Digitas LBi
 

¿Cómo funciona la publicidad programática?

¿Cómo funciona la publicidad programática?
Miércoles, 18 de noviembre 2015

¿Y si te digo que lo más probable es que ya hayas hecho publicidad programática? No te dejes asustar por el nombre: si alguna vez has utilizado Google AdWords o Facebook Ads, ya sabes lo que es. De todos modos, en #SB36 nos gusta dejar las cosas claras con un vídeo.

Lo interesante de la publicidad programática es hasta dónde puedes llegar con ella, pero empecemos por el principio.

¿Cómo funciona?

Podríamos definirlo como un Tinder de anuncios: hay oferta, hay demanda y nuestro Tinder se encarga de hacer florecer el “amor” (o lo que surja) entre perfiles afines.

Dejando los ligues de lado, esto funciona así. Por un lado están los agregadores de demanda, es decir, los anunciantes; y por otro, los agregadores de oferta, es decir las webs que ofrecen sus espacios publicitarios para ganar dinero. Cuando un usuario entra en una de estas webs, los datos de ambos se mezclan en tiempo real en una coctelera, el Ad Exchange. La coctelera junta de la forma más eficiente posible oferta y demanda, teniendo en cuenta la puja de anunciante y la afinidad entre el anuncio y el usuario que está visitando la web. ¿Y cómo lo consigue? Con el ingrediente esencial: BIG DATA.
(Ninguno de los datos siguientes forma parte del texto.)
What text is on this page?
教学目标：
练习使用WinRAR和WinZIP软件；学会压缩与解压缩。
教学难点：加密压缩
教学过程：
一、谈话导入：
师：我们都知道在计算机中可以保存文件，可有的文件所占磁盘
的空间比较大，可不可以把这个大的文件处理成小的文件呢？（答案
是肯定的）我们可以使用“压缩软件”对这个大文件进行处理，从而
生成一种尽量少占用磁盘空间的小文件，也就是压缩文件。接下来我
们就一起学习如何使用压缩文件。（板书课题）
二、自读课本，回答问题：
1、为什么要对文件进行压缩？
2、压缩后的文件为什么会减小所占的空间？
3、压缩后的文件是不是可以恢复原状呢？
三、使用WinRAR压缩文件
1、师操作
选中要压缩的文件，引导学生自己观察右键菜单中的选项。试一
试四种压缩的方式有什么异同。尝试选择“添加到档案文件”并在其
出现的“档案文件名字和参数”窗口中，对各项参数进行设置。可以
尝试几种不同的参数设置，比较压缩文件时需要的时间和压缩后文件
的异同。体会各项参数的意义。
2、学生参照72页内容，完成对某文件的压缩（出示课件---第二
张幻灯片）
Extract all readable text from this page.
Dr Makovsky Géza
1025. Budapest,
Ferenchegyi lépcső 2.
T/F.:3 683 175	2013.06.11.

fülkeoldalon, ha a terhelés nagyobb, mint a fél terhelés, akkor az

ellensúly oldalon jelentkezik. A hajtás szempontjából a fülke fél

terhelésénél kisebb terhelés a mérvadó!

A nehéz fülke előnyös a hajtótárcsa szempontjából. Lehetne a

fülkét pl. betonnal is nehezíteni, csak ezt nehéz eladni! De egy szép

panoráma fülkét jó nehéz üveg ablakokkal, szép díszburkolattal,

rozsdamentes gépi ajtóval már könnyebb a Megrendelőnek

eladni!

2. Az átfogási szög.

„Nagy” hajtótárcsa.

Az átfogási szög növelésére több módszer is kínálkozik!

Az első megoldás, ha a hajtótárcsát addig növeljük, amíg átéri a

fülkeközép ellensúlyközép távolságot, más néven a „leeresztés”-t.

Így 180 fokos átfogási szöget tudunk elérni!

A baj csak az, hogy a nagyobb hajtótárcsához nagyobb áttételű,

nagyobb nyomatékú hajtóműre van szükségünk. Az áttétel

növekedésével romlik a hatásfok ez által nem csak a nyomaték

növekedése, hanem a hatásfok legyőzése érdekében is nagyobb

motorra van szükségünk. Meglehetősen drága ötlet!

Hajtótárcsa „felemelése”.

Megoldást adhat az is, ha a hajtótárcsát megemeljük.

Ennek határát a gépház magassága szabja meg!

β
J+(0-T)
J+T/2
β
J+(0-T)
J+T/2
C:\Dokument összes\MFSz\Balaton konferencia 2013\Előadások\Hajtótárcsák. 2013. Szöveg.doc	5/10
Éste es el funcionamiento básico de la publicidad programática, pero lo interesante no es esto, sino la posibilidad de poder usar este modelo de compra automática combinándolo con estrategias de Performance Marketing.

¿Y qué es el Performace Marketing?

No es otra cosas que una hiperpersonalización de la publicidad con la que poder mostrar el anuncio más relevante a cada usuario según sus datos demográficos (intereses, datos demográficos ) y su momento dentro de las fases del embudo de conversión, es decir: descubrimiento, consideración y decisión.

Por ejemplo:

Aquí está Carlos, un hombre de 30 años que vive y trabaja en Madrid.

Luego está la marca de coches “4 ruedas” que quiere anunciar su última gama a un público masculino de entre 25 y 35 años, trabajador y urbano.

Pero como “4 ruedas”, hay otras muchas marcas que quieren llegar de igual forma al mismo perfil, ¿cómo se decide quién llega al usuario? A través de la puja en tiempo real en un Ad Exchange, es decir: la coctelera.

Si el anuncio llama la atención de Carlos y él hace click, la marca logra el primer contacto con un cliente potencial, y al entrar en el enlace del anuncio, una cookie se aloja en su ordenador para a partir de ahí conocer su comportamiento. Carlos ahora está en la fase de “consideración”.

Como no es lo mismo comunicarse con una persona de 25 años que vive en Barcelona que con una de 30 que vive en Madrid, “4 ruedas” diseñará un anuncio por cada perfil específico, y con la cookie que le instaló en el primer click podrá lograr que llegue al usuario correcto.

En resumen, la publicidad programática tiene dos grandes aspiraciones: ser un método eficaz para llegar a un público concreto, y lograr conducir con éxito al usuario por el embudo de conversión hasta la fase de decisión.

¿Y cuál es el gran inconveniente de este sistema? La financiación, por supuesto, la necesidad de hacer un estudio más específico de tu target y diseñar una estrategia por cada franja de edad, es mucho más costoso que como lo hemos estado haciendo hasta ahora.